In an attempt to mitigate this, California utilities have been building large amounts of energy storage. Last year, state utilities built 332 MW of batteries, up from only 200 megawatts in 2015. This storage capacity comes as renewables jumped from 11 percent of the state’s electricity supply to 25 percent in a decade. Solar power provides about 15 percent of the state’s electricity.
At the same time, the three natural gas generators slated to be closed provide necessary extra capacity for the state. The Metcalf Energy Center, for example, has sufficient capacity to power roughly 454,000 homes, more than exist in San Jose. Under the current plan, this plant would be closed.
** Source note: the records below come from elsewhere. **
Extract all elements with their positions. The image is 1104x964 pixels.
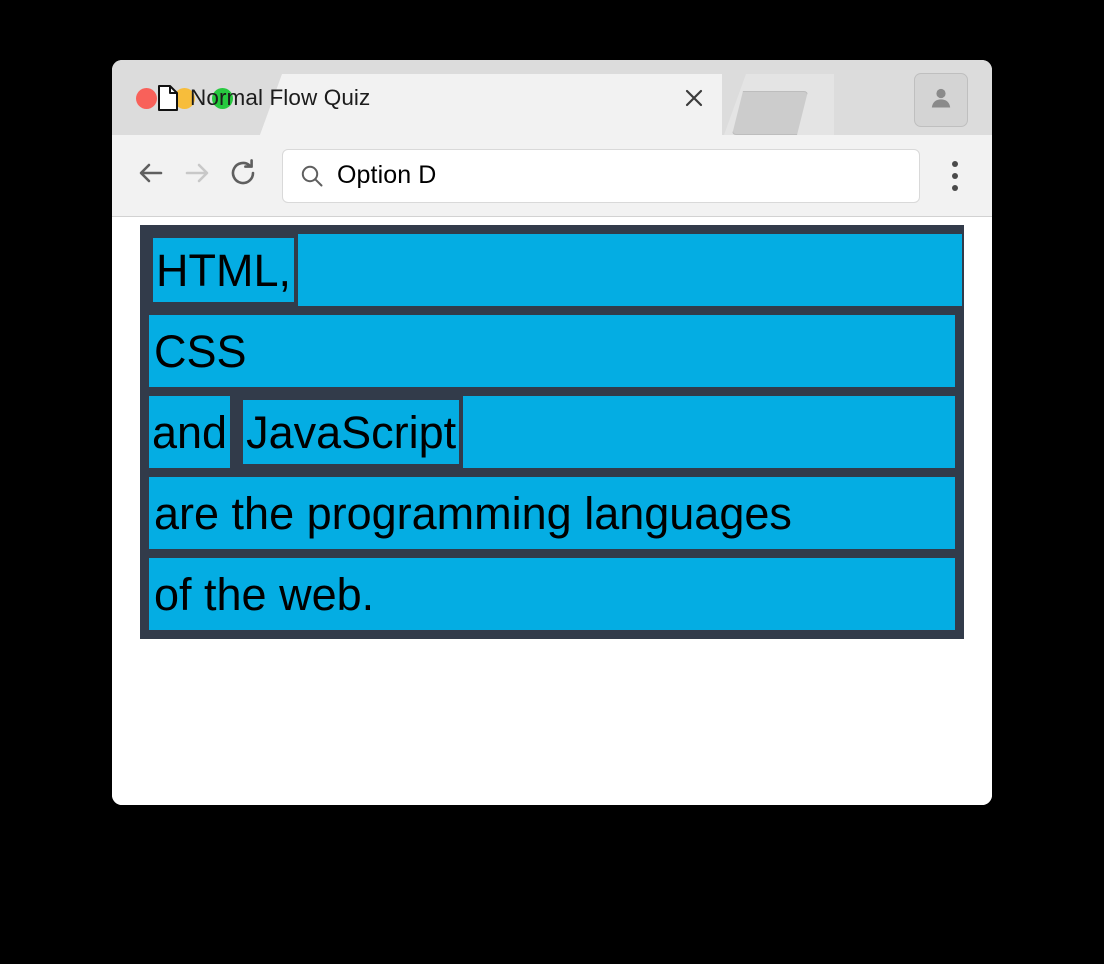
desktop-background: Normal Flow Quiz Option D HTML, CSS and … xyxy=(0,0,1104,964)
line-box-remainder xyxy=(463,396,955,468)
line-box-remainder xyxy=(298,234,962,306)
address-bar[interactable]: Option D xyxy=(282,148,920,203)
more-vertical-icon xyxy=(952,158,958,194)
inline-text-4-1: are the programming languages xyxy=(149,477,955,549)
search-icon xyxy=(299,163,325,189)
arrow-left-icon xyxy=(134,156,168,195)
text-line-2: CSS xyxy=(149,315,955,387)
browser-window: Normal Flow Quiz Option D HTML, CSS and … xyxy=(112,60,992,805)
browser-menu-button[interactable] xyxy=(932,149,978,203)
reload-icon xyxy=(227,157,259,194)
forward-button[interactable] xyxy=(174,153,220,199)
normal-flow-demo-block: HTML, CSS and JavaScript are the programming… xyxy=(140,225,964,639)
text-line-4: are the programming languages xyxy=(149,477,955,549)
text-line-1: HTML, xyxy=(149,234,962,306)
page-viewport: HTML, CSS and JavaScript are the programming… xyxy=(112,217,992,805)
inline-text-3-3: JavaScript xyxy=(239,396,464,468)
page-document-icon xyxy=(158,84,178,111)
arrow-right-icon xyxy=(180,156,214,195)
reload-button[interactable] xyxy=(220,153,266,199)
inline-text-2-1: CSS xyxy=(149,315,955,387)
back-button[interactable] xyxy=(128,153,174,199)
tab-title: Normal Flow Quiz xyxy=(190,84,371,110)
inline-text-1-1: HTML, xyxy=(149,234,298,306)
close-icon[interactable] xyxy=(682,86,706,110)
text-line-5: of the web. xyxy=(149,558,955,630)
account-person-icon xyxy=(927,84,955,117)
profile-avatar-button[interactable] xyxy=(914,73,968,127)
inline-gap xyxy=(230,396,240,468)
inline-text-3-1: and xyxy=(149,396,231,468)
inline-text-5-1: of the web. xyxy=(149,558,955,630)
address-bar-value[interactable]: Option D xyxy=(337,161,436,190)
window-close-button[interactable] xyxy=(136,88,157,109)
text-line-3: and JavaScript xyxy=(149,396,955,468)
browser-toolbar: Option D xyxy=(112,135,992,217)
tab-strip: Normal Flow Quiz xyxy=(112,60,992,135)
tab-inactive[interactable] xyxy=(732,91,808,135)
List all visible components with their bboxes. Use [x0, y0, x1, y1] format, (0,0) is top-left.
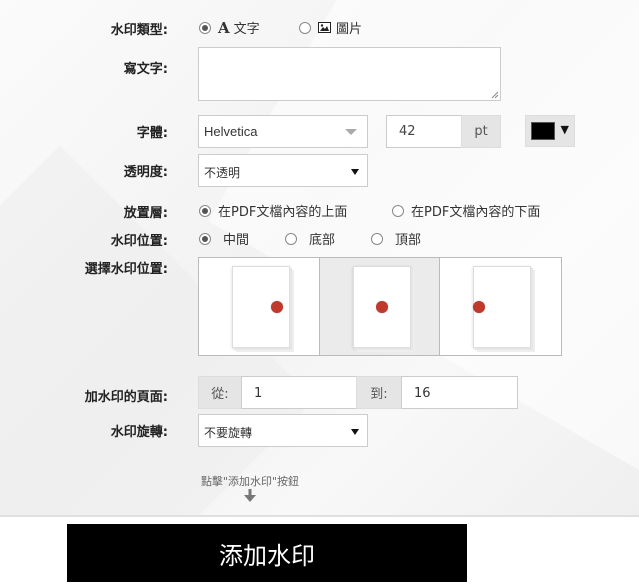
add-watermark-button[interactable]: 添加水印 [67, 524, 467, 582]
rotation-select[interactable]: 不要旋轉 [198, 414, 368, 447]
font-color-picker[interactable]: ▼ [525, 115, 575, 147]
font-family-select[interactable]: Helvetica [198, 115, 368, 148]
image-icon [318, 22, 331, 33]
position-bottom-label: 底部 [309, 233, 336, 248]
resize-handle-icon[interactable] [491, 91, 499, 99]
text-field-label: 寫文字: [123, 62, 168, 77]
type-image-label: 圖片 [336, 22, 363, 37]
position-top-radio[interactable]: 頂部 [371, 229, 421, 248]
font-label: 字體: [136, 126, 168, 141]
pages-from-value: 1 [254, 386, 263, 401]
position-picker-label: 選擇水印位置: [84, 262, 168, 277]
pages-from-addon: 從: [198, 376, 242, 409]
radio-checked-icon [199, 232, 211, 245]
font-size-input[interactable]: 42 [386, 115, 462, 148]
page-thumbnail [352, 266, 411, 348]
radio-unchecked-icon [371, 232, 383, 245]
opacity-label: 透明度: [123, 165, 168, 180]
position-picker [198, 257, 562, 356]
position-middle-label: 中間 [223, 233, 250, 248]
submit-hint: 點擊"添加水印"按鈕 [200, 475, 300, 488]
layer-label: 放置層: [123, 206, 168, 221]
opacity-select[interactable]: 不透明 [198, 154, 368, 187]
watermark-type-label: 水印類型: [110, 23, 168, 38]
layer-below-label: 在PDF文檔內容的下面 [411, 205, 541, 220]
pages-to-input[interactable]: 16 [401, 376, 518, 409]
radio-unchecked-icon [392, 204, 404, 217]
caret-down-icon: ▼ [560, 123, 569, 136]
type-text-radio[interactable]: A 文字 [199, 18, 260, 37]
type-text-label: 文字 [233, 22, 260, 37]
radio-checked-icon [199, 21, 211, 34]
pages-from-input[interactable]: 1 [241, 376, 357, 409]
pages-to-addon: 到: [356, 376, 402, 409]
layer-above-label: 在PDF文檔內容的上面 [218, 205, 348, 220]
font-size-unit: pt [461, 115, 501, 148]
type-image-radio[interactable]: 圖片 [299, 18, 362, 37]
caret-down-icon [351, 169, 359, 175]
text-a-icon: A [218, 18, 230, 37]
radio-checked-icon [199, 204, 211, 217]
page-thumbnail [232, 266, 290, 348]
position-top-label: 頂部 [395, 233, 422, 248]
position-marker-icon [473, 301, 486, 313]
radio-unchecked-icon [285, 232, 297, 245]
page-thumbnail [473, 266, 532, 348]
position-middle-radio[interactable]: 中間 [199, 229, 249, 248]
watermark-text-input[interactable] [198, 47, 501, 101]
chevron-down-icon [345, 129, 357, 135]
footer-bar: 添加水印 [0, 515, 639, 588]
pages-to-value: 16 [414, 386, 431, 401]
position-marker-icon [271, 301, 283, 313]
font-size-value: 42 [399, 124, 416, 139]
radio-unchecked-icon [299, 21, 311, 34]
arrow-down-icon [244, 489, 256, 502]
rotation-label: 水印旋轉: [110, 425, 168, 440]
rotation-value: 不要旋轉 [204, 426, 253, 440]
position-label: 水印位置: [110, 234, 168, 249]
position-option-left[interactable] [199, 258, 320, 355]
pages-label: 加水印的頁面: [84, 390, 168, 405]
opacity-value: 不透明 [204, 166, 241, 180]
font-family-value: Helvetica [204, 124, 258, 139]
layer-above-radio[interactable]: 在PDF文檔內容的上面 [199, 201, 347, 220]
caret-down-icon [351, 429, 359, 435]
position-bottom-radio[interactable]: 底部 [285, 229, 335, 248]
color-swatch [531, 122, 555, 140]
position-marker-icon [375, 301, 388, 313]
position-option-center[interactable] [319, 258, 441, 355]
layer-below-radio[interactable]: 在PDF文檔內容的下面 [392, 201, 540, 220]
position-option-right[interactable] [440, 258, 561, 355]
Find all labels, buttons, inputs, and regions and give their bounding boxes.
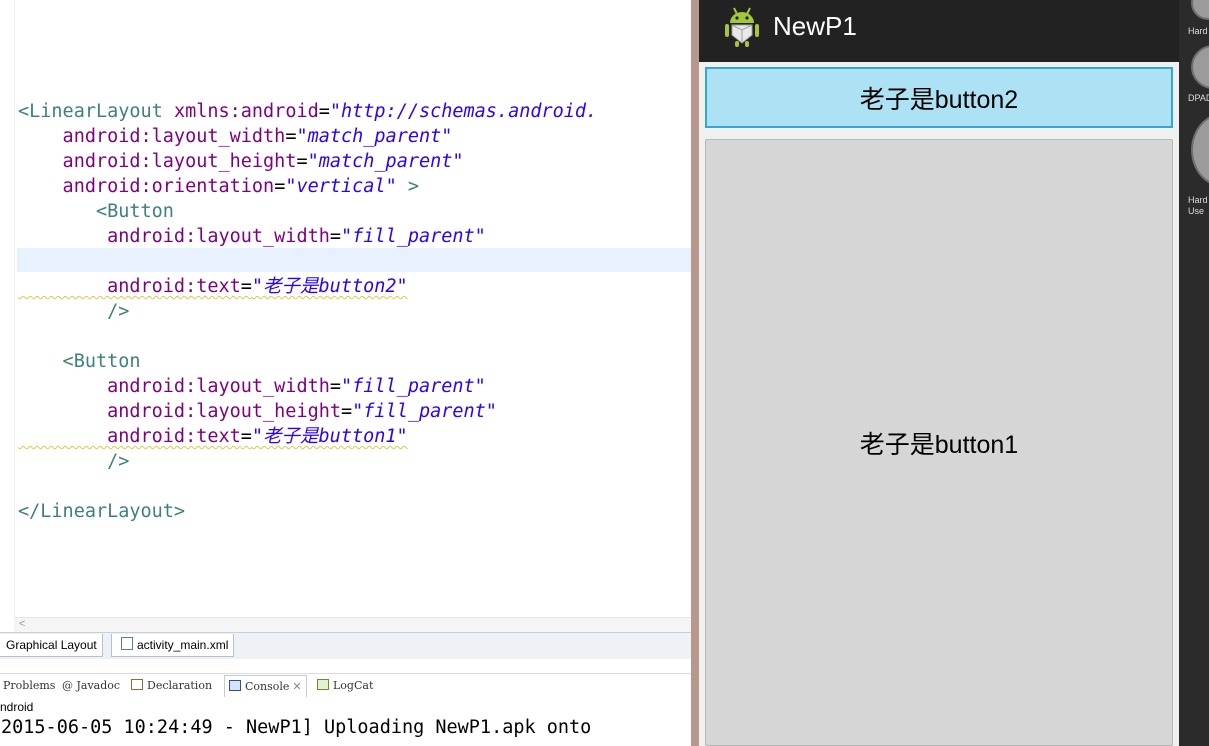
code-line[interactable]: /> <box>18 299 597 324</box>
code-token: "http://schemas.android. <box>329 101 598 122</box>
dpad-icon[interactable] <box>1191 45 1209 89</box>
code-token: "match_parent" <box>307 151 464 172</box>
use-label: Use <box>1188 206 1205 216</box>
code-token: "match_parent" <box>296 126 453 147</box>
code-line[interactable]: android:layout_width="fill_parent" <box>18 374 597 399</box>
code-line[interactable]: android:layout_height="match_parent" <box>18 149 597 174</box>
xml-file-icon <box>121 637 133 650</box>
code-token: "fill_parent" <box>341 376 486 397</box>
hardware-keyboard-icon[interactable] <box>1191 113 1209 187</box>
code-token: xmlns:android <box>173 101 319 122</box>
console-icon <box>229 680 241 691</box>
declaration-icon <box>131 679 143 690</box>
code-token: android:layout_width <box>18 226 330 247</box>
editor-gutter <box>0 0 15 617</box>
tab-javadoc[interactable]: @ Javadoc <box>62 679 120 692</box>
logcat-icon <box>317 679 329 690</box>
code-token: android:text <box>18 276 241 297</box>
code-line[interactable]: android:text="老子是button2" <box>18 274 597 299</box>
code-token: = <box>341 401 353 422</box>
code-token: <LinearLayout <box>18 101 174 122</box>
console-output-line: 2015-06-05 10:24:49 - NewP1] Uploading N… <box>1 717 592 738</box>
button1[interactable]: 老子是button1 <box>705 139 1173 746</box>
code-line[interactable]: android:orientation="vertical" > <box>18 174 597 199</box>
declaration-label: Declaration <box>147 679 213 692</box>
tab-problems[interactable]: Problems <box>3 679 55 692</box>
xml-editor[interactable]: <LinearLayout xmlns:android="http://sche… <box>0 0 691 617</box>
tab-activity-main-xml[interactable]: activity_main.xml <box>111 634 235 657</box>
code-line[interactable]: android:layout_width="match_parent" <box>18 124 597 149</box>
code-area[interactable]: <LinearLayout xmlns:android="http://sche… <box>17 24 691 524</box>
code-line[interactable]: android:layout_width="fill_parent" <box>18 224 597 249</box>
code-token: "fill_parent" <box>352 401 497 422</box>
code-line[interactable]: <Button <box>18 199 597 224</box>
android-robot-icon <box>725 7 759 47</box>
code-token: <Button <box>18 351 141 372</box>
code-token: android:layout_width <box>18 376 330 397</box>
code-line[interactable]: /> <box>18 449 597 474</box>
code-token: = <box>296 151 308 172</box>
problems-label: Problems <box>3 679 56 692</box>
hardware-label: Hard <box>1188 26 1208 36</box>
code-token: android:layout_height <box>18 151 297 172</box>
code-token: = <box>329 226 342 247</box>
emulator-screen: NewP1 老子是button2 老子是button1 <box>699 0 1179 746</box>
close-icon[interactable]: ✕ <box>292 680 301 693</box>
code-token: </LinearLayout> <box>18 501 186 522</box>
code-token: /> <box>18 451 130 472</box>
button2[interactable]: 老子是button2 <box>705 67 1173 128</box>
code-line[interactable]: </LinearLayout> <box>18 499 597 524</box>
hardware-label-2: Hard <box>1188 195 1208 205</box>
editor-tab-bar: Graphical Layout activity_main.xml <box>0 632 691 659</box>
dpad-label: DPAD <box>1188 93 1209 103</box>
code-token: "vertical" <box>285 176 397 197</box>
code-token: android:layout_width <box>18 126 286 147</box>
app-title: NewP1 <box>773 11 857 41</box>
code-token: /> <box>18 301 130 322</box>
current-line-highlight <box>17 248 691 272</box>
graphical-layout-label: Graphical Layout <box>6 638 97 652</box>
javadoc-label: @ Javadoc <box>62 679 121 692</box>
tab-console[interactable]: Console ✕ <box>224 675 307 698</box>
xml-file-label: activity_main.xml <box>137 638 229 652</box>
code-line[interactable] <box>18 324 597 349</box>
code-token: "老子是button2" <box>251 276 408 297</box>
emulator-controls-panel: Hard DPAD Hard Use <box>1179 0 1209 746</box>
console-label: Console <box>245 680 290 693</box>
code-token: = <box>240 426 252 447</box>
code-token: = <box>329 376 342 397</box>
code-line[interactable] <box>18 474 597 499</box>
code-token: "fill_parent" <box>341 226 486 247</box>
tab-declaration[interactable]: Declaration <box>131 679 212 692</box>
code-token: "老子是button1" <box>251 426 408 447</box>
code-line[interactable]: android:layout_height="fill_parent" <box>18 399 597 424</box>
hardware-button-icon[interactable] <box>1191 0 1209 20</box>
code-token: android:layout_height <box>18 401 342 422</box>
scroll-left-arrow-icon[interactable]: < <box>19 618 25 630</box>
window-divider <box>691 0 699 746</box>
tab-graphical-layout[interactable]: Graphical Layout <box>0 634 103 657</box>
code-line[interactable]: <LinearLayout xmlns:android="http://sche… <box>18 99 597 124</box>
code-token: = <box>285 126 297 147</box>
code-token: android:text <box>18 426 241 447</box>
code-token: = <box>240 276 252 297</box>
code-token: > <box>396 176 419 197</box>
code-line[interactable]: <Button <box>18 349 597 374</box>
code-token: = <box>274 176 286 197</box>
console-view: ndroid 2015-06-05 10:24:49 - NewP1] Uplo… <box>0 697 691 746</box>
action-bar: NewP1 <box>699 0 1179 62</box>
code-token: <Button <box>18 201 174 222</box>
tab-logcat[interactable]: LogCat <box>317 679 373 692</box>
logcat-label: LogCat <box>333 679 374 692</box>
console-title: ndroid <box>0 700 34 714</box>
code-line[interactable]: android:text="老子是button1" <box>18 424 597 449</box>
code-token: android:orientation <box>18 176 275 197</box>
code-token: = <box>318 101 330 122</box>
horizontal-scrollbar[interactable]: < <box>14 617 691 633</box>
view-tab-bar: Problems @ Javadoc Declaration Console ✕ … <box>0 673 691 698</box>
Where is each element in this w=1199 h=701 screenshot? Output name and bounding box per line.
Right now, two energy storage facilities are under construction in the state and a third, built with batteries designed and produced by Tesla, is already in operation. All told, the three storage facilities will add 77.5 MW of storage capacity to the grid. These facilities are being used by other California utility companies. PG&E, meanwhile, presented six energy storage contracts totaling 165 megawatts (MW) to the CPUC for its approval in early December. Despite the build up, battery storage capacities are dwarfed by production capacity of the natural gas generating stations they are intended to replace. The Metcalf Energy Center can produce more than 600 MW, meaning that many more of these storage facilities will be required to pick up the slack as the natural gas plants close.
The closing of the Diablo Canyon nuclear power plant only highlights the engineering challenges of California’s legally mandated transition to green energy and shows how much of this transition rests on the strength of battery technology.